Some things take a long time to simmer before they come to a boil. I have been watching my wife do crossword puzzles for 15 years. In the last week, the bug bit me.
When we were courting, her ability to do the Sunday NYT puzzle, in ink, was one of her qualities that won me over (I have a thing for brilliant women). Sometimes she asks me for arcana that I know more of than she (Jupiter moon, beginning with G?), and I feel a momentary thrill of equality. Then, a few weeks ago, I started looking at her unfinished puzzles (there aren’t many), and finding I could sometimes fill in a corner. All by myself.
A week ago, I worked on a Merle Reagle puzzle, over the course of a day.
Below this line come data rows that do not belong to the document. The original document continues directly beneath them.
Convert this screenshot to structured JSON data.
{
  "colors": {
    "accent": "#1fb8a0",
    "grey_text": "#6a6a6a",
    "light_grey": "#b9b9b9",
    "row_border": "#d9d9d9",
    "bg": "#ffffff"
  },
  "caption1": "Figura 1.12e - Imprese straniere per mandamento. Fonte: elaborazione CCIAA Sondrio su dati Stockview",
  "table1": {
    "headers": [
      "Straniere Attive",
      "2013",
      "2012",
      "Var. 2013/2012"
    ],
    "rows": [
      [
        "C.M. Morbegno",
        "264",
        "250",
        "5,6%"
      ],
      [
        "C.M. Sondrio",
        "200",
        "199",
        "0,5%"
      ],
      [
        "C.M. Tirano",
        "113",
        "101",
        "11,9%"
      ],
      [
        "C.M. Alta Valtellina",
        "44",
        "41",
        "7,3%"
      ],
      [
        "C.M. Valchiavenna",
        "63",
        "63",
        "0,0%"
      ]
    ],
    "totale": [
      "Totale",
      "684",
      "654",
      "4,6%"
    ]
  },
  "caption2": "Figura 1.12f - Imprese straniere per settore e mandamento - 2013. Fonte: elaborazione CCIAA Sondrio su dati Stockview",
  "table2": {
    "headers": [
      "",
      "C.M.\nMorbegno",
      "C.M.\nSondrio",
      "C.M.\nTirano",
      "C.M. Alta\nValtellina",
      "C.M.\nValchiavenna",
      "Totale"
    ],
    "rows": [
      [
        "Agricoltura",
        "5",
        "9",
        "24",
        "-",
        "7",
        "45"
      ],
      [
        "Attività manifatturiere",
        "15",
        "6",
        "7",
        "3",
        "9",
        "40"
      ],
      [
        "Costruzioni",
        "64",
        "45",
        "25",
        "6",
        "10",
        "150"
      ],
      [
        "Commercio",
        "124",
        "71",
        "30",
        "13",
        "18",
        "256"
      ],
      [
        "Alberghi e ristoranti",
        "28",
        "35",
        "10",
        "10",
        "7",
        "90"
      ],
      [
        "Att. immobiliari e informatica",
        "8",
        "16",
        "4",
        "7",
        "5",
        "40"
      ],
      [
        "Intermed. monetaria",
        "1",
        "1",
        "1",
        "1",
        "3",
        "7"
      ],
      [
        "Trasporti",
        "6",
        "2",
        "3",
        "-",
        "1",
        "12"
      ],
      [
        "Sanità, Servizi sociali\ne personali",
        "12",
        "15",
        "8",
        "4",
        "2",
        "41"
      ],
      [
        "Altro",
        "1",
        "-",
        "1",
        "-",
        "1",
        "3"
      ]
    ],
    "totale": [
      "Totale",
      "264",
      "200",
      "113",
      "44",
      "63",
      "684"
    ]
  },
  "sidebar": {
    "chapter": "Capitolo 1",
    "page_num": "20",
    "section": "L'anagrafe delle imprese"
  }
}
And I finished it. All by myself. I left it on the table (LOOK! in black marker), so that she might notice it in passing and I could get a pat on the head.
Now I’m grabbing the lifestyle section of the newspaper before Robin and poring over unfinished puzzles at lunch. I call up Elly ("Spanish literary figure, 3 letters"), I look through atlases, I cheat and go to Google and One-Across. When Robin’s around, she clues me in on the words whose only function in the English language is to appear in crossword puzzles. There’s a ton of those. (Movie dog? The answer is always Asta.)
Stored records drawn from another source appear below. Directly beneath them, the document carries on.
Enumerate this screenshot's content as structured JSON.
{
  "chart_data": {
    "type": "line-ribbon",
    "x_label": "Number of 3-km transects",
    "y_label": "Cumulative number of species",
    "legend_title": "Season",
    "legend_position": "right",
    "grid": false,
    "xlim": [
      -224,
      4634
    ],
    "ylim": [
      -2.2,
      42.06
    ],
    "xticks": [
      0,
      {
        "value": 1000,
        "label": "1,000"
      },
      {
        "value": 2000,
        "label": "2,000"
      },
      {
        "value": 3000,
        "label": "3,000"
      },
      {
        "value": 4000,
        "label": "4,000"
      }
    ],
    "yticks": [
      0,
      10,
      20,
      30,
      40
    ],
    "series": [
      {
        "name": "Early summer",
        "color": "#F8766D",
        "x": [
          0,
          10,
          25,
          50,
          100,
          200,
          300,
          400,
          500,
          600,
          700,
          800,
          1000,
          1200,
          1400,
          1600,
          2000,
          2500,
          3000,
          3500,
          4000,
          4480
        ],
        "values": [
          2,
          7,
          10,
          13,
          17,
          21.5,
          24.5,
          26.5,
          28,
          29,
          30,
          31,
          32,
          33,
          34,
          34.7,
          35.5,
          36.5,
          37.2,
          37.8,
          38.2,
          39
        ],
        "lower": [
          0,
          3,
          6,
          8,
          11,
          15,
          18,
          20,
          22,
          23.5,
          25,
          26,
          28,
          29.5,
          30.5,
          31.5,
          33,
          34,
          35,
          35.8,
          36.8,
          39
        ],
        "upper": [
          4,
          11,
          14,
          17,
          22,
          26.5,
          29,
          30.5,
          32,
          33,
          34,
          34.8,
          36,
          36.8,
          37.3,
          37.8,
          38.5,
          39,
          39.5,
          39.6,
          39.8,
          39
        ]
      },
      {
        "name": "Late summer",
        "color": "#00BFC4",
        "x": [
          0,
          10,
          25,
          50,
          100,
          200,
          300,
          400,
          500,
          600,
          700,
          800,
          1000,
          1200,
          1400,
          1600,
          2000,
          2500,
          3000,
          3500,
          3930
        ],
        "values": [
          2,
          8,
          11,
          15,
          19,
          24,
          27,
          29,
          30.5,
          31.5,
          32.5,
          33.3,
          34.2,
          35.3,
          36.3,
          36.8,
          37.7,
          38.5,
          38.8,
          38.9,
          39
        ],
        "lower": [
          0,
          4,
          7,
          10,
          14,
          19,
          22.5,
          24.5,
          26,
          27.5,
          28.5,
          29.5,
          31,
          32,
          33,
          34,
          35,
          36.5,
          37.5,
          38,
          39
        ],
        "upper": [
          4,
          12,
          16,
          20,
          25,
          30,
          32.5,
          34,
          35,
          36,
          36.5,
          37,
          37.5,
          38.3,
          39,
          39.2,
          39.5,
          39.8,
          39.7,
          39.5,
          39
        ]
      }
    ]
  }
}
The New York Times ones are still out of reach (though I got most of a Monday puzzle last week). The Sheffer puzzle, on the same page in the Seattle P-I, is the baby level puzzle for the likes of me. There is a unique thrill, which I’m now getting is the whole point, of seeing an array of words suddenly cohere into a completed pattern. Where a shift of logic, usually aggravating, leads to the answer.
I so don’t have time for this.
Does this mean that you are no longer impressed with my crosswork solving ability? Or that you're more impressed?